Collisions versus stellar winds in the runaway merger scenario: place your bets

TL;DR

This paper uses N-body simulations to explore how stellar winds and metallicity influence the formation of intermediate-mass black holes through runaway mergers in star clusters, with implications for gravitational wave detection.

Contribution

It introduces new recipes for stellar winds and supernovae in simulations, showing how metallicity affects the mass of merger remnants and the likelihood of IMBH formation.

Findings

At solar metallicity, merger remnants are up to ~30 solar masses.

At low metallicity, remnants can reach ~250 solar masses, consistent with IMBHs.

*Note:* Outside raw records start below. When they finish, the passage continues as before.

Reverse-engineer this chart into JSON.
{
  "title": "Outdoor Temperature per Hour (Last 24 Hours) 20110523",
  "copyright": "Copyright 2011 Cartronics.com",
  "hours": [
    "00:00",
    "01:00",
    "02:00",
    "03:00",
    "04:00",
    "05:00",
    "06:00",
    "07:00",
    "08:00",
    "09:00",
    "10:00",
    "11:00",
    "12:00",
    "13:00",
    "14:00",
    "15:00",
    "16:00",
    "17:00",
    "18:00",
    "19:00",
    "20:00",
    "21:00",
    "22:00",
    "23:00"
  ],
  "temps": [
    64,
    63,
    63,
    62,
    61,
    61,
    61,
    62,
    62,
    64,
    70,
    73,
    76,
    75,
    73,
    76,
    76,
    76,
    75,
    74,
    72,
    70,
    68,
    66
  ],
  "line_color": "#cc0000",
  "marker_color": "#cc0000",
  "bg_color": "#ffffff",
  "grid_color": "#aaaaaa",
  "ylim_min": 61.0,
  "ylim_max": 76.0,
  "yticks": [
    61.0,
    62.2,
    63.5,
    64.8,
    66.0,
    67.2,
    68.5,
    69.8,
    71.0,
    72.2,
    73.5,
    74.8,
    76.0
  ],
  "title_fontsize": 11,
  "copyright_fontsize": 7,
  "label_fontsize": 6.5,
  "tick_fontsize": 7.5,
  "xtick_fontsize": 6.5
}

A significant fraction of remnants remain bound and may form binary systems.

Abstract

The runaway merger scenario is one of the most promising mechanisms to explain the formation of intermediate-mass black holes (IMBHs) in young dense star clusters (SCs). On the other hand, the massive stars that participate in the runaway merger lose mass by stellar winds. This effect is tremendously important, especially at high metallicity. We discuss N-body simulations of massive (~6x10^4 Msun) SCs, in which we added new recipes for stellar winds and supernova explosion at different metallicity. At solar metallicity, the mass of the final merger product spans from few solar masses up to ~30 Msun. At low metallicity (0.01-0.1 Zsun) the maximum remnant mass is ~250 Msun, in the range of IMBHs. A large fraction (~0.6) of the massive remnants are not ejected from the parent SC and acquire stellar or black hole companions. Finally, I discuss the importance of this result for gravitational wave detection.